Google Sues Alleged Operators
Google is fighting the battle against the Glupteba botnet operations on two fronts. On the technical front, it has partnered with various cybersecurity firms to enable the botnet's takedown. On the legal front, it has filed a lawsuit in the Southern District of New York against two Russians individuals - Dmitry Starovikov and Alexander Filippov - whom Google alleges are the operators of the botnet.
The two individuals are being sued on six different counts, including violations under the Racketeer Influenced and Corrupt Organizations Act, violations of the Electronic Communications Privacy Act, computer fraud and abuse, trademark infringement, tortious interference of business relationships, and unjust enrichment allegations, according to the complaint.
Google also has filed a temporary restraining order "to bolster [its] technical disruption effort," say Royal Hansen, vice president of security at Google, and Halimah DeLaine Prado, general counsel at Google, in a joint statement released on Tuesday. The statement describes the legal strategy used by Google to counter the Glupteba operations.
U.S. Rep. Michael McCaul, who represents the 10th District of Texas, lauded the initiative. The move demonstrates how the public and private sectors are working in tandem to counter the threats from Russia, he says.

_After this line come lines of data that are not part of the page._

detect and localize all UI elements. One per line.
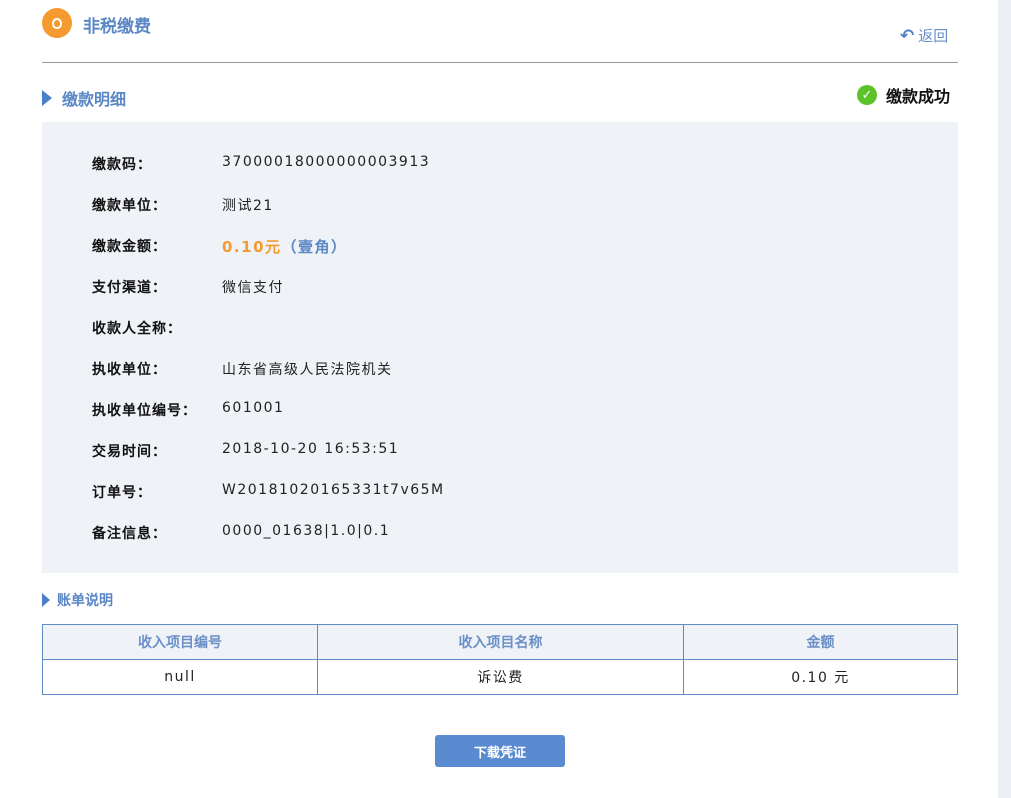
value: 2018-10-20 16:53:51 <box>222 441 399 461</box>
label: 缴款金额： <box>92 236 222 257</box>
label: 订单号： <box>92 482 222 502</box>
money-bag-icon <box>42 8 72 38</box>
value: 测试21 <box>222 195 274 215</box>
bill-table: 收入项目编号 收入项目名称 金额 null 诉讼费 0.10 元 <box>42 624 958 695</box>
detail-row: 支付渠道：微信支付 <box>92 277 284 297</box>
detail-row: 订单号：W20181020165331t7v65M <box>92 482 445 502</box>
section-title: 账单说明 <box>57 590 113 610</box>
detail-row: 执收单位：山东省高级人民法院机关 <box>92 359 393 379</box>
amount-chinese: （壹角） <box>282 238 348 256</box>
status-text: 缴款成功 <box>886 83 950 107</box>
triangle-icon <box>42 593 50 607</box>
detail-row: 收款人全称： <box>92 318 222 338</box>
reply-arrow-icon: ↶ <box>900 26 914 46</box>
label: 执收单位： <box>92 359 222 379</box>
label: 缴款单位： <box>92 195 222 215</box>
section-header-detail: 缴款明细 <box>42 86 126 110</box>
label: 备注信息： <box>92 523 222 543</box>
back-label: 返回 <box>918 25 948 46</box>
value: 0000_01638|1.0|0.1 <box>222 523 390 543</box>
detail-panel: 缴款码：37000018000000003913 缴款单位：测试21 缴款金额：… <box>42 122 958 573</box>
column-header: 收入项目编号 <box>43 625 318 660</box>
scrollbar-track[interactable] <box>998 0 1011 798</box>
label: 交易时间： <box>92 441 222 461</box>
amount-value: 0.10元 <box>222 238 282 256</box>
detail-row: 备注信息：0000_01638|1.0|0.1 <box>92 523 390 543</box>
section-title: 缴款明细 <box>62 86 126 110</box>
table-header-row: 收入项目编号 收入项目名称 金额 <box>43 625 958 660</box>
cell: 0.10 元 <box>684 660 958 695</box>
detail-row: 交易时间：2018-10-20 16:53:51 <box>92 441 399 461</box>
table-row: null 诉讼费 0.10 元 <box>43 660 958 695</box>
page-title: 非税缴费 <box>83 12 151 37</box>
label: 支付渠道： <box>92 277 222 297</box>
cell: null <box>43 660 318 695</box>
triangle-icon <box>42 90 52 106</box>
detail-row: 缴款码：37000018000000003913 <box>92 154 430 174</box>
label: 执收单位编号： <box>92 400 222 420</box>
column-header: 收入项目名称 <box>318 625 684 660</box>
column-header: 金额 <box>684 625 958 660</box>
back-button[interactable]: ↶返回 <box>900 25 948 46</box>
label: 收款人全称： <box>92 318 222 338</box>
detail-row: 缴款金额：0.10元（壹角） <box>92 236 348 257</box>
check-circle-icon: ✓ <box>857 85 877 105</box>
detail-row: 缴款单位：测试21 <box>92 195 274 215</box>
detail-row: 执收单位编号：601001 <box>92 400 284 420</box>
label: 缴款码： <box>92 154 222 174</box>
value: 山东省高级人民法院机关 <box>222 359 393 379</box>
divider <box>42 62 958 63</box>
value: 37000018000000003913 <box>222 154 430 174</box>
status-badge: ✓ 缴款成功 <box>857 83 950 107</box>
cell: 诉讼费 <box>318 660 684 695</box>
value: 601001 <box>222 400 284 420</box>
value: W20181020165331t7v65M <box>222 482 445 502</box>
download-voucher-button[interactable]: 下载凭证 <box>435 735 565 767</box>
value: 微信支付 <box>222 277 284 297</box>
section-header-bill: 账单说明 <box>42 590 113 610</box>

Private sector companies, like @Google and @Microsoft, are stepping up against Russian and PRC hackers. This demonstrates the progress that is being made in the USG and the private sector’s ability to combat the scourge of Russian and CCP hackers. https://t.co/qWFkhEBB1Q— Michael McCaul (@RepMcCaul) December 7, 2021
Google TAG's Huntley agrees that collaboration is immensely helpful. "Serious cybercrime is not an easy problem to solve, but I strongly believe that pressure from technical analysis, coordinated disruption and legal action can make a difference and keep users safer," he says in a series of tweets on Tuesday.

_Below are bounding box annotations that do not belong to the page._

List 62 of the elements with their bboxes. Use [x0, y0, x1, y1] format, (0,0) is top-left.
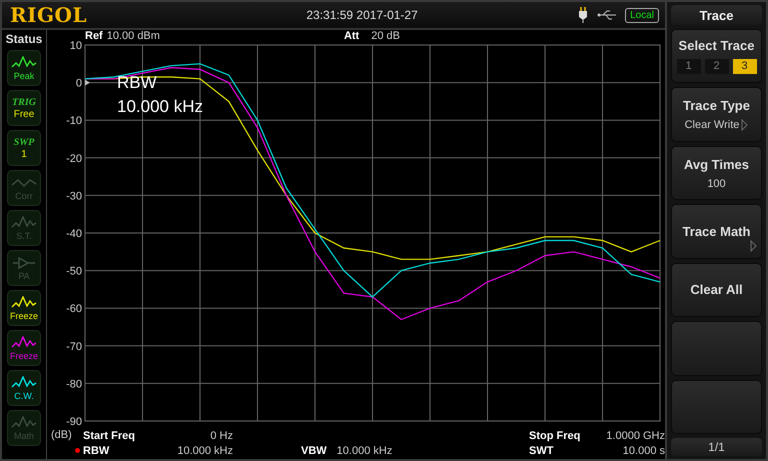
param-label: SWT [529, 444, 554, 456]
ref-value: 10.00 dBm [106, 30, 160, 42]
logo: RIGOL [10, 3, 88, 27]
param-label: Stop Freq [529, 430, 580, 442]
att-label: Att [344, 30, 360, 42]
y-tick-label: -90 [66, 416, 82, 428]
param-value: 0 Hz [209, 430, 233, 442]
menu-value: Clear Write [684, 119, 740, 132]
status-indicator[interactable]: Freeze [7, 290, 41, 326]
menu-button[interactable]: Trace Math [671, 204, 762, 259]
y-tick-label: -30 [66, 190, 82, 202]
waveform-icon [11, 216, 37, 230]
overlay-text: 10.000 kHz [117, 97, 203, 117]
param-value: 10.000 s [622, 444, 665, 456]
date-time: 23:31:59 2017-01-27 [305, 8, 418, 22]
waveform-icon [11, 376, 37, 390]
y-tick-label: 10 [70, 41, 82, 52]
y-tick-label: -10 [66, 115, 82, 128]
status-indicator[interactable]: Peak [7, 50, 41, 86]
menu-button[interactable]: Avg Times 100 [671, 146, 762, 200]
trace-option[interactable]: 1 [676, 59, 700, 74]
status-title: Status [6, 32, 42, 46]
waveform-icon [11, 416, 37, 430]
y-tick-label: -80 [66, 378, 82, 390]
overlay-text: RBW [117, 73, 157, 93]
reference-level-marker [85, 80, 90, 86]
select-trace-button[interactable]: Select Trace 1 2 3 [671, 29, 762, 84]
param-label: Start Freq [83, 430, 135, 442]
plug-icon [577, 6, 590, 24]
status-indicator[interactable]: Freeze [7, 330, 41, 366]
param-value: 1.0000 GHz [605, 430, 665, 442]
usb-icon [597, 9, 618, 21]
status-indicator[interactable]: C.W. [7, 370, 41, 406]
unit-label: (dB) [50, 428, 73, 443]
y-tick-label: -40 [66, 228, 82, 240]
y-tick-label: 0 [76, 78, 82, 90]
amplifier-icon [11, 256, 37, 270]
menu-title: Trace [671, 5, 762, 25]
page-indicator: 1/1 [671, 438, 762, 456]
local-badge: Local [625, 8, 659, 22]
param-label: RBW [83, 444, 110, 456]
y-tick-label: -20 [66, 152, 82, 165]
empty-menu-button[interactable] [671, 380, 762, 434]
trace-option[interactable]: 2 [704, 59, 728, 74]
y-tick-label: -50 [66, 266, 82, 278]
status-indicator[interactable]: SWP 1 [7, 130, 41, 166]
att-value: 20 dB [371, 30, 400, 42]
y-tick-label: -60 [66, 303, 82, 316]
menu-value: 100 [707, 178, 726, 190]
trace-option[interactable]: 3 [732, 59, 756, 74]
status-indicator[interactable]: TRIG Free [7, 90, 41, 126]
y-tick-label: -70 [66, 340, 82, 353]
param-value: 10.000 kHz [176, 444, 233, 456]
empty-menu-button[interactable] [671, 321, 762, 376]
waveform-icon [11, 296, 37, 310]
menu-button[interactable]: Trace Type Clear Write [671, 87, 762, 142]
param-value: 10.000 kHz [336, 444, 392, 456]
param-label: VBW [301, 444, 327, 456]
menu-button[interactable]: Clear All [671, 262, 762, 318]
waveform-icon [11, 56, 37, 70]
waveform-icon [11, 336, 37, 350]
ref-label: Ref [85, 30, 103, 42]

Disruption, But Not Prevention
Chris Clements, vice president of solutions architecture at Cerberus Sentinel, tells Information Security Media Group, "Google’s actions in coordination with other hosting providers have no doubt caused noticeable disruption for Glupteba’s current campaigns," but he says they are not likely to prevent "the perpetrators launching new attack infrastructure by shifting to other less vigilant hosting providers, especially as they have encoded backup C2 server locations onto the Bitcoin blockchain. This provides the group with some infrastructure resiliency as it makes locating all current C2 instances much less predictable."
But identifying the botnet and filing litigation against the individuals involved is an important an outcome, Clements says, adding that the most effective way to stop a threat actor’s operations is handcuffs. Although cybercriminals residing in adversarial nation-states are not likely to be targeted by local law enforcement agencies for crimes committed in foreign countries, he says, the positive identification imposes .long-term risk to the cybercriminals, who could be brought to justice while traveling internationally to jurisdictions where they have committed crimes or that have extradition agreements with other affected countries.